XmasMarkets · 22/11/2024 21:55

Tiredalwaystired · 22/11/2024 21:43

Wow. And people say Londoners are unfriendly. 😳

What a thread. .

Exactly.
It's extremely friendly and community spirited here in London.
You lot sound horrible.

EarthSight · 22/11/2024 21:55

@Oneforsorrowtwoforjoy Off-topic but I cringe at how male BBC TV presenters patronise people like that, generally, either here or abroad. They always like to put their arm around older women in particular, and speak to women over 50 years old as if they are thick or like they're speaking to children.

ForRealTurtle · 22/11/2024 21:55

Those saying they do not see any issue with the couple are either not reading the posts properly, or they lack emotional intelligence.

FishOnTheTrain · 22/11/2024 21:56

Ladylondoner · 22/11/2024 21:50

What an unpleasant and inaccurate post about London life. I've lived in London all my life (as well as experiencing life in different cultures and countries for a time in my 20s). Now in my late 40s and my London street is a lovely community with very friendly neighbours from all sorts of demographics and cultures. I love my street and my neighbours are a big part of that. Perhaps the reason you didn't make any friends is that you're just not that likeable and nothing to do with London not being friendly.

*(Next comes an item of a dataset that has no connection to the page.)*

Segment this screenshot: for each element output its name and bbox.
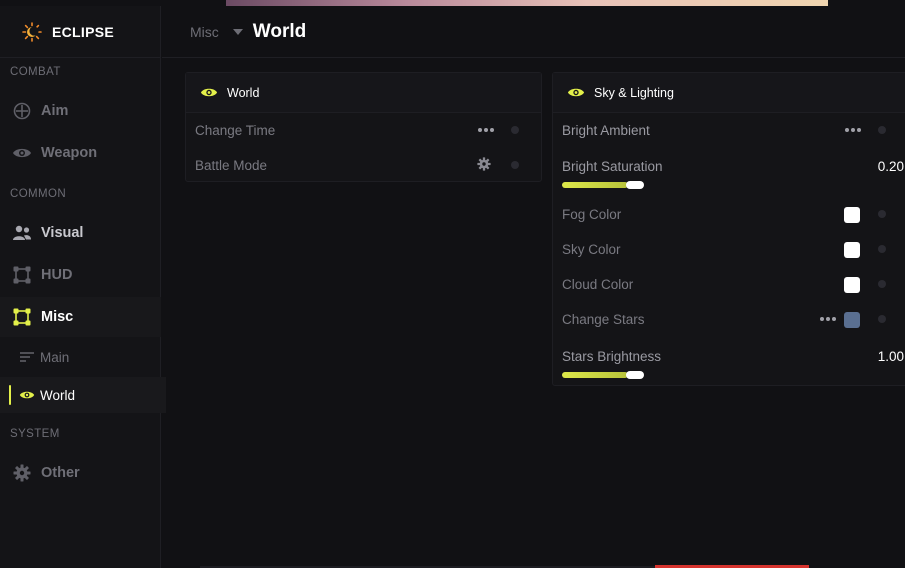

That’s the thing about Londoners. They are given a terrible reputation. But, when I lived there (I now live abroad in very similar city), I lived amongst so many different types of people all doing different types of things with their lives and it was wonderful. We all just accepted each-other. I had an elderly neighbour who I helped when he needed me. Above me was a family who used to spend 6 mths in London and 6 in their home country. We were friendly when they were in London and we stayed in touch when they left for good. I had a house of young professionals next to me who had new people moving in and out every few months. Everyone was kind and friendly and got on with it.